Setelah itu beliau shalat, dan saya pun ikut shalat bersama beliau dengan berdiri di sebelah kirinya. Namun beliau memegang dan memindahkanku ke sebelah kanannya.
(Pada malam itu) shalat Rasulullah ﷺ sempurna tiga belas raka'at. Sesudah itu beliau tidur hingga mendengkur. Dan kami tahu jika tidur beliau mendengkur. [HR. Muslim no. 1279].

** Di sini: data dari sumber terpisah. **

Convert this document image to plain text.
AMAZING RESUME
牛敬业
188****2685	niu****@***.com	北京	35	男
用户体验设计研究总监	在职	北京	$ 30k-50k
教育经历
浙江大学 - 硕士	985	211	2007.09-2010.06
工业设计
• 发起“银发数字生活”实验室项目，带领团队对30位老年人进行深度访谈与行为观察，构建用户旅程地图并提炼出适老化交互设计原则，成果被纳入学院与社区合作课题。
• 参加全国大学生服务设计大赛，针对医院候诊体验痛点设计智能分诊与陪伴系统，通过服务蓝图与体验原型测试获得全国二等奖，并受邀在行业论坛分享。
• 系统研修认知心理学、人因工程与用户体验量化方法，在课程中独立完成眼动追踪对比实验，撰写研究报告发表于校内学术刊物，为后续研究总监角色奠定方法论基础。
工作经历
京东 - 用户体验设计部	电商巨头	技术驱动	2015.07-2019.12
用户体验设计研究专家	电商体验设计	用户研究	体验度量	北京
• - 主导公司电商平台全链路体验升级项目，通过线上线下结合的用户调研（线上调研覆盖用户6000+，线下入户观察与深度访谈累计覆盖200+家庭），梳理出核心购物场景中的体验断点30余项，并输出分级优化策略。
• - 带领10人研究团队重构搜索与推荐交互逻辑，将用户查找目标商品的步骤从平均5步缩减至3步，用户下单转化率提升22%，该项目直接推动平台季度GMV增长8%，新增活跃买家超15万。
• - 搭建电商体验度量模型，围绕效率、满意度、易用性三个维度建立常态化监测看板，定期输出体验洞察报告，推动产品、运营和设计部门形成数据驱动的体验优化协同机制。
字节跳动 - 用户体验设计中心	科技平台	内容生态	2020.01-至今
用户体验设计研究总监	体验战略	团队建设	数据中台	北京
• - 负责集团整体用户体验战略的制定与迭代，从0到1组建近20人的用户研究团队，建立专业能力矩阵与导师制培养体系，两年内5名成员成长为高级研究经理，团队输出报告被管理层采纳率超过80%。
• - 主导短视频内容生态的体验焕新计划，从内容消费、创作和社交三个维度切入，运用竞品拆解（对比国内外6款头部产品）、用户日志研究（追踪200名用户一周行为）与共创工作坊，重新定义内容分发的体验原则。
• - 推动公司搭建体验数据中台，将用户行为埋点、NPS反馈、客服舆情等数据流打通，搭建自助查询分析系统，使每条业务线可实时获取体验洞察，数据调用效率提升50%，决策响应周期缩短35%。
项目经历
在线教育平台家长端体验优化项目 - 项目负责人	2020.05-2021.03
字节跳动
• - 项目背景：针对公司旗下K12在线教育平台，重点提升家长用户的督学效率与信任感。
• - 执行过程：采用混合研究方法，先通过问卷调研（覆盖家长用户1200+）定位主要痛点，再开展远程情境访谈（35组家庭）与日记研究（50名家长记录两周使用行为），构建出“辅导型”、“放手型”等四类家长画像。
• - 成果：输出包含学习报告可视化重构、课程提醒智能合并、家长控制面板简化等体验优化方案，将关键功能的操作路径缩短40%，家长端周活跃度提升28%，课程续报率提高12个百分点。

Dari Zaid bin Tsabit (ra) bahwa ia berkata;
احْتَجَرَ رَسُولُ اللَّهِ صَلَّى اللَّهُ عَلَيْهِ وَسَلَّمَ فِي الْمَسْجِدِ حُجْرَةً فَكَانَ رَسُولُ اللَّهِ صَلَّى اللَّهُ عَلَيْهِ وَسَلَّمَ يَخْرُجُ مِنْ اللَّيْلِ فَيُصَلِّي فِيهَا قَالَ فَصَلَّوْا مَعَهُ لِصَلَاتِهِ يَعْنِي رِجَالًا وَكَانُوا يَأْتُونَهُ كُلَّ لَيْلَةٍ حَتَّى إِذَا كَانَ لَيْلَةٌ مِنْ اللَّيَالِي لَمْ يَخْرُجْ إِلَيْهِمْ رَسُولُ اللَّهِ صَلَّى اللَّهُ عَلَيْهِ وَسَلَّمَ فَتَنَحْنَحُوا وَرَفَعُوا أَصْوَاتَهُمْ وَحَصَبُوا بَابَهُ قَالَ فَخَرَجَ إِلَيْهِمْ رَسُولُ اللَّهِ صَلَّى اللَّهُ عَلَيْهِ وَسَلَّمَ مُغْضَبًا فَقَالَ يَا أَيُّهَا النَّاسُ مَا زَالَ بِكُمْ صَنِيعُكُمْ حَتَّى ظَنَنْتُ أَنْ سَتُكْتَبَ عَلَيْكُمْ فَعَلَيْكُمْ بِالصَّلَاةِ فِي بُيُوتِكُمْ فَإِنَّ خَيْرَ صَلَاةِ الْمَرْءِ فِي بَيْتِهِ إِلَّا الصَّلَاةَ الْمَكْتُوبَةَ
Rasulullah ﷺ membuat sebuah ruangan di masjid, beliau keluar pada malam hari dan melakukan shalat padanya.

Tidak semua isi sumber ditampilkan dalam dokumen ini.